Department of Vascular Surgery, Beijing Hospital, National Center of Gerontology, Institute of Geriatric Medicine, Chinese Academy of Medical Sciences, Beijing, P.R. China.
Ann Vasc Surg. 2021 Aug;75:471-478. doi: 10.1016/j.avsg.2021.02.041. Epub 2021 Apr 5.
Aortic intimo-intimal intussusception (AoII) is a rare manifestation of aortic dissection with high mortality. This study aimed to obtain a comprehensive understanding of AoII.
Three databases (PubMed, Scopus, Embase) were searched with predefined search terms ["intimal intussusception", "aortic intussusception", "(circumferential) AND (intimal dissection)" and "(circumferential) AND (aortic dissection)"]. Demographics, clinical manifestations, imaging methods, therapies, and follow-up data were recorded and analyzed.

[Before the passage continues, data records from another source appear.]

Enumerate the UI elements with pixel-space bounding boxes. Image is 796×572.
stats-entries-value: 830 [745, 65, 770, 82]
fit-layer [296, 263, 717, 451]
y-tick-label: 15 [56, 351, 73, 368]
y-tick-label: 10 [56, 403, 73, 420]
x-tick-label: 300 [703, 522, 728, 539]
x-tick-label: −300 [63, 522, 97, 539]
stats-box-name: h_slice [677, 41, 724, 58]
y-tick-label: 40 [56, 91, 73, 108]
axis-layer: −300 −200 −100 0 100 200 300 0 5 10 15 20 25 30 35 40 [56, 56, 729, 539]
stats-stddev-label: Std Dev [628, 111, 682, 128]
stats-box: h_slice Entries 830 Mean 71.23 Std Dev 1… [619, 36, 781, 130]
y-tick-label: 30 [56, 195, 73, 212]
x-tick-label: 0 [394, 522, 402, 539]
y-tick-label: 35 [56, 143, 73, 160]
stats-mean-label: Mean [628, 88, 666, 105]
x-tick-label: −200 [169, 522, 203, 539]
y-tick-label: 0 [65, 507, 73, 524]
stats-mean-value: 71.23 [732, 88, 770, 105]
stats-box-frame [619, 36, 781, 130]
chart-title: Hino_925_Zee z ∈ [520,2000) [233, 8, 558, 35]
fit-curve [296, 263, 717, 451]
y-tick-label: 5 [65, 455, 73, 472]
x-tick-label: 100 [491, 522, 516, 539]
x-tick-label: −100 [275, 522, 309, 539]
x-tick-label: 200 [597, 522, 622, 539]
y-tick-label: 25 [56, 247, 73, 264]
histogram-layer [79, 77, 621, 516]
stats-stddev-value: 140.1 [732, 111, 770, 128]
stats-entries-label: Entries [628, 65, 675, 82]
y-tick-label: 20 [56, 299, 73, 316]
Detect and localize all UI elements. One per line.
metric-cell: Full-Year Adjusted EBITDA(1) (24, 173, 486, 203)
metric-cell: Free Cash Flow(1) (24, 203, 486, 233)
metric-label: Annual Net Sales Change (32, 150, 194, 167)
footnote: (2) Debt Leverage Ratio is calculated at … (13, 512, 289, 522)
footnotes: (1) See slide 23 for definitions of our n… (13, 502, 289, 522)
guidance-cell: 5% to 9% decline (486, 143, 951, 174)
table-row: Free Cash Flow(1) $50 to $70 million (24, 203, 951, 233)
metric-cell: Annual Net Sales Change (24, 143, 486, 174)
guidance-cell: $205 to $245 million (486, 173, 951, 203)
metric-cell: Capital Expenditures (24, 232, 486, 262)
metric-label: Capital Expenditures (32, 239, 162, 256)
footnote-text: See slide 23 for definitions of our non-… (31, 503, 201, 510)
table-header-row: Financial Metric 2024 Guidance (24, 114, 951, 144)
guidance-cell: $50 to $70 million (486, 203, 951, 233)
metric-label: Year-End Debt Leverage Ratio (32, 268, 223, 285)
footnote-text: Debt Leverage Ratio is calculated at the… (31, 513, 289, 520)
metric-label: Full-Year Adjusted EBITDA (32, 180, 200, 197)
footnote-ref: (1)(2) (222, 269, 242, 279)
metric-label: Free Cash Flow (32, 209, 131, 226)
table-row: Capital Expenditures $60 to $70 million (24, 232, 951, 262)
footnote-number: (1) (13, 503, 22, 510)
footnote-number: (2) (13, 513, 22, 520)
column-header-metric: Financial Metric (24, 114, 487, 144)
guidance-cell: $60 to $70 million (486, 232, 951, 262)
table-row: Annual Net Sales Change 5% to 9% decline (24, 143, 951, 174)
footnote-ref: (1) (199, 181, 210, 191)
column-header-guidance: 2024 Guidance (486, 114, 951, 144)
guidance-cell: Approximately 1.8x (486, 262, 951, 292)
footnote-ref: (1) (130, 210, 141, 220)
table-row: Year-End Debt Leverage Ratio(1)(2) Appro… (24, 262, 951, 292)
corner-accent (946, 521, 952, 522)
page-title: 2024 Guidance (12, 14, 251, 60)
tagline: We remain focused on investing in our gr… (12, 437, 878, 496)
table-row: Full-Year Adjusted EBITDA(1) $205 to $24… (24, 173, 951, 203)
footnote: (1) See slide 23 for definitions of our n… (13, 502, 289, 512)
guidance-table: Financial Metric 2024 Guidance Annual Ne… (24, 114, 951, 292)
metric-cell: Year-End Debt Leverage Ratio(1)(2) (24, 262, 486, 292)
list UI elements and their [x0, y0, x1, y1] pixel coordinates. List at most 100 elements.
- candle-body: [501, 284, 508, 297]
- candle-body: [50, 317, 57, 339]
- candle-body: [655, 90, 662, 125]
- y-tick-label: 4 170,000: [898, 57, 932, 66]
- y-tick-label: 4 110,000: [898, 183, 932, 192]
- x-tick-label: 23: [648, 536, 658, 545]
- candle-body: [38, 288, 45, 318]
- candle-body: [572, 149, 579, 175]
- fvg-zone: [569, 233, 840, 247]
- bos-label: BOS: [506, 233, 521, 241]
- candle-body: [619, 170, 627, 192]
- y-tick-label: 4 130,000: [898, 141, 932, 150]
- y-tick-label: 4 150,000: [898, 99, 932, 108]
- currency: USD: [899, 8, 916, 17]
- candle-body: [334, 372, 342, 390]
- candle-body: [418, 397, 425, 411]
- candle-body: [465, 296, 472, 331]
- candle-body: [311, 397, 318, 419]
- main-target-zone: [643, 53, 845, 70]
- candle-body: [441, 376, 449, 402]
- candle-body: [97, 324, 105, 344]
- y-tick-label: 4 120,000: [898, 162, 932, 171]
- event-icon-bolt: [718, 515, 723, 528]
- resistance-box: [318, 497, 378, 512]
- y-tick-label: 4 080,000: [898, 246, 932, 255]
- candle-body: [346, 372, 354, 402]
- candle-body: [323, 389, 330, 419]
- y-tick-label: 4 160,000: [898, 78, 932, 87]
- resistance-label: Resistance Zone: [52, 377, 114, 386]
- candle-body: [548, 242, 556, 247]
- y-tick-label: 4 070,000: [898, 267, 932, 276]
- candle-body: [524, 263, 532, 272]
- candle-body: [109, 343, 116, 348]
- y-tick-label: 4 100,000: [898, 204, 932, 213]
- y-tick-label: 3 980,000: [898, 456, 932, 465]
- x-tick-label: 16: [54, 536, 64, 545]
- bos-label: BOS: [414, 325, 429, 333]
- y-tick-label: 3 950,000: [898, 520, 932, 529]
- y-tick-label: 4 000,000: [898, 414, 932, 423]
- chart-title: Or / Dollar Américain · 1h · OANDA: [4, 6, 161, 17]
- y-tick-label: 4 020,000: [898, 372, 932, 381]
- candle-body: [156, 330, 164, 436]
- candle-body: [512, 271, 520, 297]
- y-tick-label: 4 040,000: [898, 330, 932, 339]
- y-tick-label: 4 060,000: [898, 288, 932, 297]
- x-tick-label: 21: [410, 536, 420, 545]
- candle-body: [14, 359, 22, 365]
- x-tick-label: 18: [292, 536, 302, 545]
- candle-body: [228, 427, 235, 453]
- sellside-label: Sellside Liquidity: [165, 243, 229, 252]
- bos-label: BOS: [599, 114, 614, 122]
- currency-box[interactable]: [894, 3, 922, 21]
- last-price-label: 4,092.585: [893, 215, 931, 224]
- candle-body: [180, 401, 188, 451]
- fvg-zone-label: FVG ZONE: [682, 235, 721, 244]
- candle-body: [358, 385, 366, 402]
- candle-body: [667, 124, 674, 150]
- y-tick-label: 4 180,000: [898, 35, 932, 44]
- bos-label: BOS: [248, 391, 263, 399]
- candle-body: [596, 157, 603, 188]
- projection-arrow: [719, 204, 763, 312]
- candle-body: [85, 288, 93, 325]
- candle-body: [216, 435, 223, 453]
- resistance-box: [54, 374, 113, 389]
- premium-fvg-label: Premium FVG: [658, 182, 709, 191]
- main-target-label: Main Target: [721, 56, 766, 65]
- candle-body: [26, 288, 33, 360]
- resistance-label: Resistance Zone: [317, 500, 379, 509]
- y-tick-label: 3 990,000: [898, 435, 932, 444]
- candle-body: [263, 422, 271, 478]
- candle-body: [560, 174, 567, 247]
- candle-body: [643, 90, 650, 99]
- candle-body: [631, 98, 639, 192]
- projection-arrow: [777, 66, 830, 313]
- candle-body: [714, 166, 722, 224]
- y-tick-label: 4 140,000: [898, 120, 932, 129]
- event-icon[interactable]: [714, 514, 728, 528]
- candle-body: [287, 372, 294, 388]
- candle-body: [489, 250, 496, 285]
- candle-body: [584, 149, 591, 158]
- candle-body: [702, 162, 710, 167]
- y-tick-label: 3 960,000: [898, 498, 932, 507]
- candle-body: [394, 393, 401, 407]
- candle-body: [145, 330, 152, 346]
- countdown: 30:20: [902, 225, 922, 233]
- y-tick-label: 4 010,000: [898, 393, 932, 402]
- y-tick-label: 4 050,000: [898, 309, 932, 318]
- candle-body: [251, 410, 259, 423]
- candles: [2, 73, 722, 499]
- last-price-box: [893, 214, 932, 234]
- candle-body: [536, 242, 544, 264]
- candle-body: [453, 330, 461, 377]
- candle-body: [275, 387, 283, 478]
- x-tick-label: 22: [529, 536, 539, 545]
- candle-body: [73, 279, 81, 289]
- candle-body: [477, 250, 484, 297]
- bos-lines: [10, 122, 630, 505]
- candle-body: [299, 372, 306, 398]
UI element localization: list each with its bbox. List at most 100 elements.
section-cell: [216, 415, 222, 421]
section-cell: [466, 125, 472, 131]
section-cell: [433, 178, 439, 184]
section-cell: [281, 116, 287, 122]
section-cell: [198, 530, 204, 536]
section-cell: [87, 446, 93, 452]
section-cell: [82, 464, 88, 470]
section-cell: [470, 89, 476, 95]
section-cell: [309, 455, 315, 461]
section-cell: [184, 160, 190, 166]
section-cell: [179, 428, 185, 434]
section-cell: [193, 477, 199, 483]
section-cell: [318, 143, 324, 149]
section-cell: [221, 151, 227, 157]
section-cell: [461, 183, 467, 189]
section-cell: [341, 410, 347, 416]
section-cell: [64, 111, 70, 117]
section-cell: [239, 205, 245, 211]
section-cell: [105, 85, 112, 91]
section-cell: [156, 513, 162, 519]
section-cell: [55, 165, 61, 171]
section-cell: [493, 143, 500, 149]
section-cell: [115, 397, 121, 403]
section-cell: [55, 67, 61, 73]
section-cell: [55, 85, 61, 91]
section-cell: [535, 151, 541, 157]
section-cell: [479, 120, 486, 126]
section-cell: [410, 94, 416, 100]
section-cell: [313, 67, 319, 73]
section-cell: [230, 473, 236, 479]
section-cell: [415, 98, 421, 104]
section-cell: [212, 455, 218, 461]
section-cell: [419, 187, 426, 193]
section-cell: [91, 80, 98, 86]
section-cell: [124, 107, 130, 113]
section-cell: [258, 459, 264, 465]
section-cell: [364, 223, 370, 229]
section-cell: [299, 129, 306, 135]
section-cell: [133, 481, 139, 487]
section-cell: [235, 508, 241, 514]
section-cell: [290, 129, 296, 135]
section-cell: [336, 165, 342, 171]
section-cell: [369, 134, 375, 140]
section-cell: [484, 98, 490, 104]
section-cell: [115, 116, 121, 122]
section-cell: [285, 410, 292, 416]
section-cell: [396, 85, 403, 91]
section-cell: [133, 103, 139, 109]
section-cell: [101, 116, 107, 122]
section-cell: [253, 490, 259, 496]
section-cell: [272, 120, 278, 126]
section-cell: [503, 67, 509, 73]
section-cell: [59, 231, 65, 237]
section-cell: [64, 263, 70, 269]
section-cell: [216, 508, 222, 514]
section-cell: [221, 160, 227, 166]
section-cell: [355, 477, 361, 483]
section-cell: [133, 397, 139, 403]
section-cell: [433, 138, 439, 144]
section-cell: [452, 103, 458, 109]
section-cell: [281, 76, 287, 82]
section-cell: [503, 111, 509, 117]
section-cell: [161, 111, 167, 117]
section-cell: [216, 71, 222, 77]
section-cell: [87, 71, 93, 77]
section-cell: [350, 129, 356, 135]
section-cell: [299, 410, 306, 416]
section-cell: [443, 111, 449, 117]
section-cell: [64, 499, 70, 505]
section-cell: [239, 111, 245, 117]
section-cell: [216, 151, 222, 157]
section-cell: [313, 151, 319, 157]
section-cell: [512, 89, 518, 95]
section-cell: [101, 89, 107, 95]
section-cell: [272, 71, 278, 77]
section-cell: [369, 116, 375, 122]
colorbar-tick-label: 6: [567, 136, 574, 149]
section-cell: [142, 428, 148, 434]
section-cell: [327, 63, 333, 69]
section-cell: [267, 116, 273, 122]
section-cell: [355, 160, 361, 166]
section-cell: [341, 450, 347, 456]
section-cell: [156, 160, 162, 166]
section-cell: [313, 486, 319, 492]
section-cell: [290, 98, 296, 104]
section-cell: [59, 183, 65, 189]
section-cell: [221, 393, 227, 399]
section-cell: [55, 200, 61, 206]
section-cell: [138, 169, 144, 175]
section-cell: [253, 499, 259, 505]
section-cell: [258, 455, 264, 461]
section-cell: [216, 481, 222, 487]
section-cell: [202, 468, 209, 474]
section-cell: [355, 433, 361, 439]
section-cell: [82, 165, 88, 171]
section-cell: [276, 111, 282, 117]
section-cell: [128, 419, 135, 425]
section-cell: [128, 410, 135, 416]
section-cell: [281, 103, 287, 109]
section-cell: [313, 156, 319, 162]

The literature search finally identified 81 papers comprising 87 patients (Mean age: 53.7 ± 14.9 years old; male: n = 63). According to morphologic criteria (orientation of AoII intimal flap), patients were divided into three groups: antegrade (n = 37), retrograde (n = 49) and bidirectional (n = 1) orientation. The most frequent symptoms in antegrade group were chest pain (62.2%), syncope (27%), and unconsciousness (21.6%), while in retrograde group, they were chest pain (71.4%), dyspnea (20.4%), and back pain (16.3%). Regarding applied imaging modalities, 67.5% of patients in antegrade group were diagnosed with≥2 methods, comparing with 87.7% in retrograde group. A total of 21 patients (24.1%) with AoII finally died, among which 13.8% (12/87) died before surgery.
AoII is a rare form of aortic dissection with high mortality. Antegrade orientation of the intima flap was more accompanied with neurological disorders and asymmetric blood pressure, while retrograde orientation mostly manifested with aortic regurgitation. Application of multiple imaging examinations may detect this rare entity in time.
主动脉内膜-中层内卷入(AoII)是一种罕见的主动脉夹层表现形式,死亡率较高。本研究旨在全面了解 AoII。
通过预设的检索词,在三个数据库(PubMed、Scopus、Embase)中进行检索,检索词为“intimal intussusception”、“aortic intussusception”、“(circumferential)AND(intimal dissection)”和“(circumferential)AND(aortic dissection)”。记录并分析患者的人口统计学、临床表现、影像学方法、治疗方法和随访数据。
文献检索最终确定了 81 篇论文,共 87 例患者(平均年龄:53.7±14.9 岁;男性:n=63)。根据形态学标准(AoII 内膜瓣的方向),患者分为三组:顺行(n=37)、逆行(n=49)和双向(n=1)方向。顺行组最常见的症状是胸痛(62.2%)、晕厥(27%)和意识丧失(21.6%),而逆行组最常见的症状是胸痛(71.4%)、呼吸困难(20.4%)和背痛(16.3%)。在应用的影像学方法方面,顺行组中有 67.5%的患者采用了≥2 种方法诊断,而逆行组中有 87.7%的患者采用了≥2 种方法诊断。共有 21 例(24.1%)AoII 患者最终死亡,其中 13.8%(12/87)在手术前死亡。
AoII 是一种罕见的主动脉夹层形式,死亡率较高。顺行方向的内膜瓣更伴有神经功能障碍和血压不对称,而逆行方向的内膜瓣则主要表现为主动脉瓣反流。应用多种影像学检查方法可能及时发现这种罕见病变。